All evening long you have been singing various parts of chant. I don’t understand how it is that chant people just start singing on any note. There’s no piano, no pitchpipe, no keyboard or recording. You just start singing and then the music comes out. How do you do that? Is it perfect pitch? How do you know where to begin?
This is the sort of question only a trained musician would ask. For anyone else, the question probably doesn’t make any sense. I mean, if you are going to sing “Happy Birthday” you just start singing, right? Well, the trained musician is puzzled at how you can pick up a piece of music and just start singing it without knowing what note to start on.

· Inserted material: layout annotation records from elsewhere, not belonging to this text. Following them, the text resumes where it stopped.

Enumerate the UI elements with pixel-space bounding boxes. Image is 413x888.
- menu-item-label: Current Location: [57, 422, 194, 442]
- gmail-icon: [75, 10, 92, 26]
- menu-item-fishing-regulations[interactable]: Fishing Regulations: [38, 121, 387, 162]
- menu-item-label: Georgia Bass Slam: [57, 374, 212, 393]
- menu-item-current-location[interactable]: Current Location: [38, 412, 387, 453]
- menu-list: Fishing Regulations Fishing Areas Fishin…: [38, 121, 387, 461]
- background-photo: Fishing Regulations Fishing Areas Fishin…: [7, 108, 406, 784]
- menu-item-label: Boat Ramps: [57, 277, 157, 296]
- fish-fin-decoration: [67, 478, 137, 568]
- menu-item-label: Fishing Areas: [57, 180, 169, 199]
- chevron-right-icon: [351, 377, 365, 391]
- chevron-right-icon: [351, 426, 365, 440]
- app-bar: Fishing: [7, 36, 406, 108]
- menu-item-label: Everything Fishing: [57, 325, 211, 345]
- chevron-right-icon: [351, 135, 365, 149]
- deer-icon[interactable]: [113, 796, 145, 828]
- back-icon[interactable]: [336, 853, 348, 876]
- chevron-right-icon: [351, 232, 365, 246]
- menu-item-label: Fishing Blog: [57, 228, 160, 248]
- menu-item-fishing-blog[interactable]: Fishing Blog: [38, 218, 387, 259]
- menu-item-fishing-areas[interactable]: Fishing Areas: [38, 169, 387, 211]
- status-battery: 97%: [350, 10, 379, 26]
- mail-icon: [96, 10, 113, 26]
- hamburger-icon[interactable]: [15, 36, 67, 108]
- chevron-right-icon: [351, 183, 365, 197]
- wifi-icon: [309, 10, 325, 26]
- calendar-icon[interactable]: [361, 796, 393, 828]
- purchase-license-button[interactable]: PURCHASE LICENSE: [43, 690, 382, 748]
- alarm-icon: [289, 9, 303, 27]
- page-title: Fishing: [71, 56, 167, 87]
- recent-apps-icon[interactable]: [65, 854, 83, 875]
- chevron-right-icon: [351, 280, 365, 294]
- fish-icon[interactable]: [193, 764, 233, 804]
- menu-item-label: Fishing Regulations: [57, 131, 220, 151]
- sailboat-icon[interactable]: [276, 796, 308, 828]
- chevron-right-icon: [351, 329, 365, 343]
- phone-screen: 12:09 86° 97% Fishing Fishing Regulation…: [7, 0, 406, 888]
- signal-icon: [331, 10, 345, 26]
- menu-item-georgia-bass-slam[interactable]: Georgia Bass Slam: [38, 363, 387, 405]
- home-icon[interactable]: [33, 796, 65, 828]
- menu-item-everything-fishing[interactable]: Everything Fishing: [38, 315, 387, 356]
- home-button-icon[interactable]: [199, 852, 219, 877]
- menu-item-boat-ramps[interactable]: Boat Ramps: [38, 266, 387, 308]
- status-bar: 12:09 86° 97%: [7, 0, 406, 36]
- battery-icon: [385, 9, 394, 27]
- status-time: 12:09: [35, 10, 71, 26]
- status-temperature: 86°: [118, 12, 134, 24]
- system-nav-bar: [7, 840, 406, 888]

The answer speaks to the remarkable flexibility of chant notation. It actually doesn’t matter where you start. All that matters is that you keep the relationship between the notes correct. There are only two possible ways that one note can be related to another note: whole step or half step. All music consists of combinations of those two things. The starting place doesn’t matter at all so long as you preserve those relationships.
This is not obvious at all from the way we conceive of music today: this is a C, this is a B, this is an Eb and so on. This is not the case with chant. It can start on a pitch that is best for the human voice. To sing a chant you only need to start singing.
As with many aspects of chant, the truth is much simpler than the perception. This is why sometimes people with no training in modern music make better chanters than people with years of training. Without training, you have nothing to unlearn, which is a huge advantage.